How do you take care of your mental health with such an intense sport?

Right before I get in the car I have really bad anxiety. I always try to tell myself that it’s good because it keeps me on my toes, but it’s hard to not overthink things. It’s important in racing to be able to minimize that anxiety and compartmentalize, and really focus on the task at hand. Most race car drivers have this thing called a race ritual. For me it’s just finding a quiet spot in my trailer and listening to music. I actually used to draw a lot before a race so, if I have time, I’ll sit down with my sketchbook and doodle something. It just gets me in this really calm state. So that’s what helps me the most.

I also had to come back mentally and emotionally from the biggest crash of my career in 2017. I was at this race called Road America in Wisconsin, which has a notorious corner called the kink. It’s a very fast kink that you’re supposed to flat throttle through—I hit the wall going 100 miles per hour. It was pretty terrifying. They teach you to pull in both your arms and legs the moment you know you’re going to hit the wall, but, unfortunately, I had my foot on the brake, so I sprained my ankle. Other than that I walked out of the car unscathed.

That’s how safe race cars are nowadays, but it definitely destroyed my self-confidence as a driver. I basically lost faith in myself in that moment. That was a turning point in my career because it made me question all of my motives, all of my goals, and whether this was something I really wanted to pursue or was even capable of pursuing as a young Asian woman. I got back in the car a week later and pushed through it.
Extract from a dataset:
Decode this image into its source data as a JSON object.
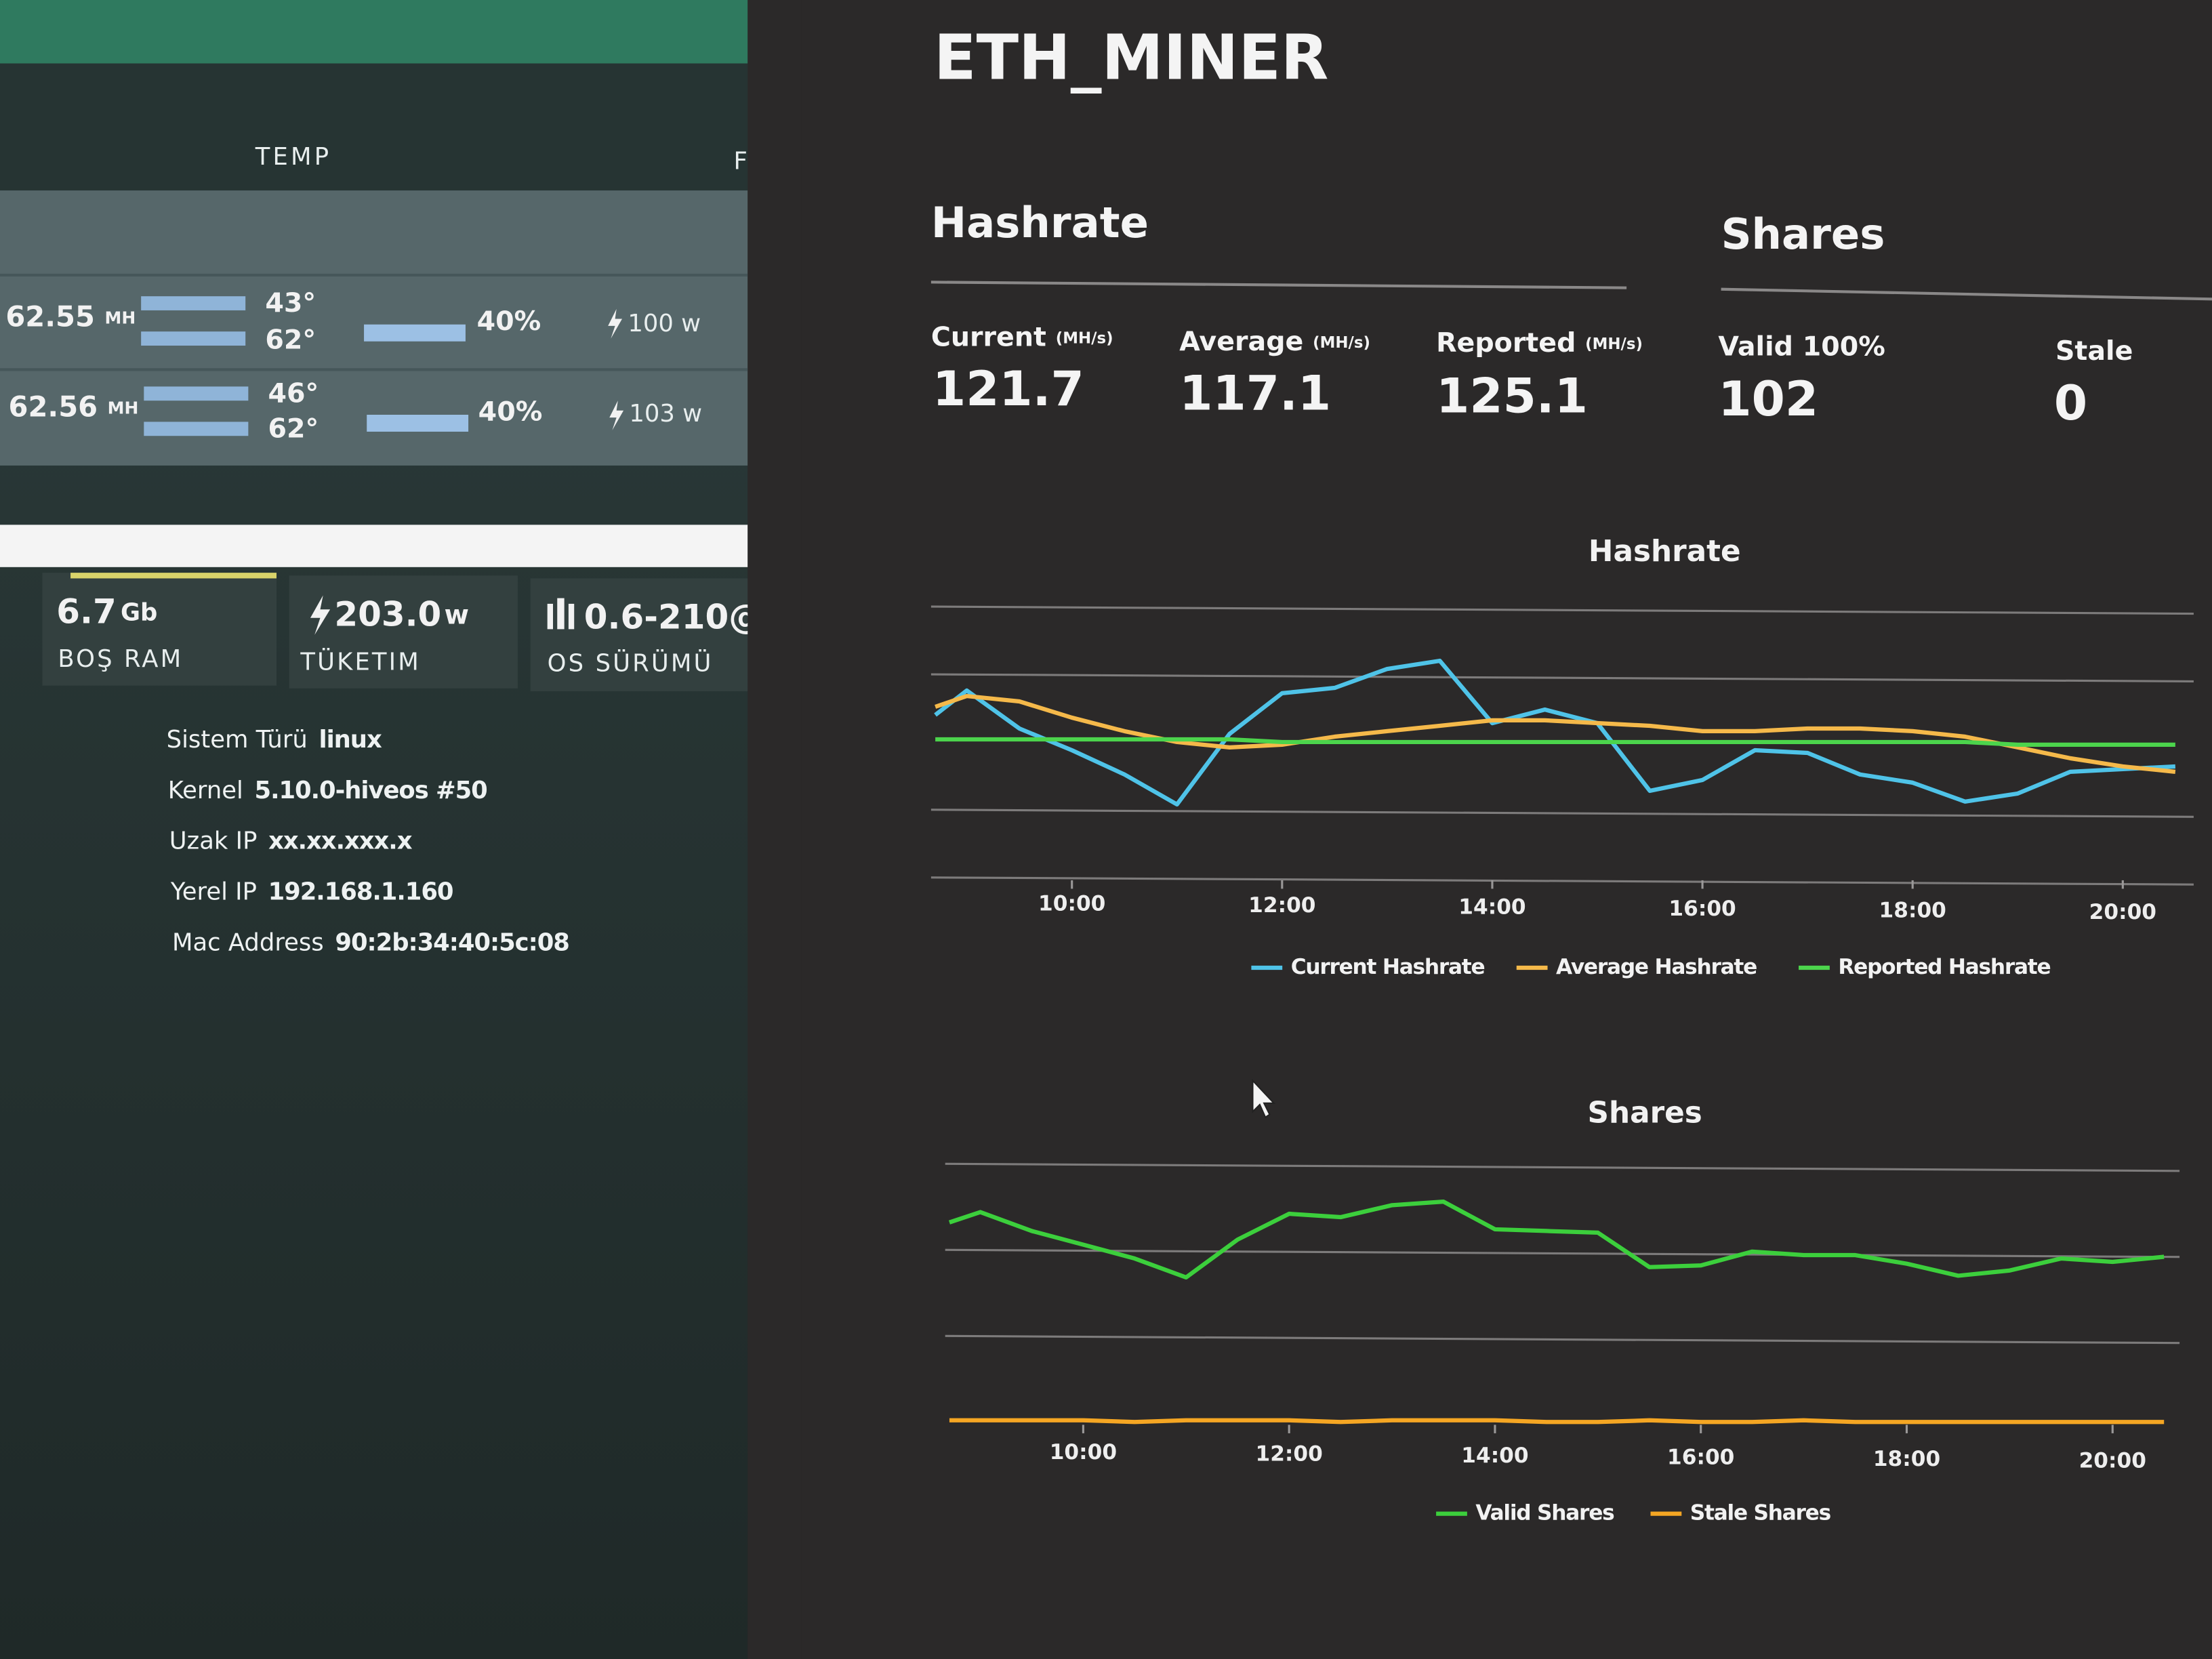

Three years later, I went back to that track for the first time and thought, This is my time to prove myself. I podiumed and it was a very emotional moment for me because I really reclaimed that experience for myself. I showed that I put in so much work, so much time, and it finally paid off.

I don’t really think about that crash anymore—I’ve moved past it. But now I use it as part of my race ritual. I think about all the times I have overcome challenges and performed at my best, and I really put myself in those happy moments where I’ve even surprised myself a little bit. That proves to me and my brain that I can do this, I am good enough, and I can go out and kick ass.

As one of the few female Asian racecar drivers, do you feel like you have to deal with stuff that your male counterparts don’t?

One of the reasons I love racing is because everyone can compete on an equal footing. It’s 85% mental, and in general, physical strength isn’t a factor. But, I did get my period the past two race weekends and it was terrible. I was so tired, and literally sitting on the grid with cramps. I remember talking to one of my guy friends afterward and being like, ‘Can you imagine having cramps?’ And he was like, “No, I literally cannot imagine.’ This is something that female athletes have to struggle with and something that my male competitors don’t even have to think about at all. But I did win, so it just shows that, yes, I can still compete—and win—on my period.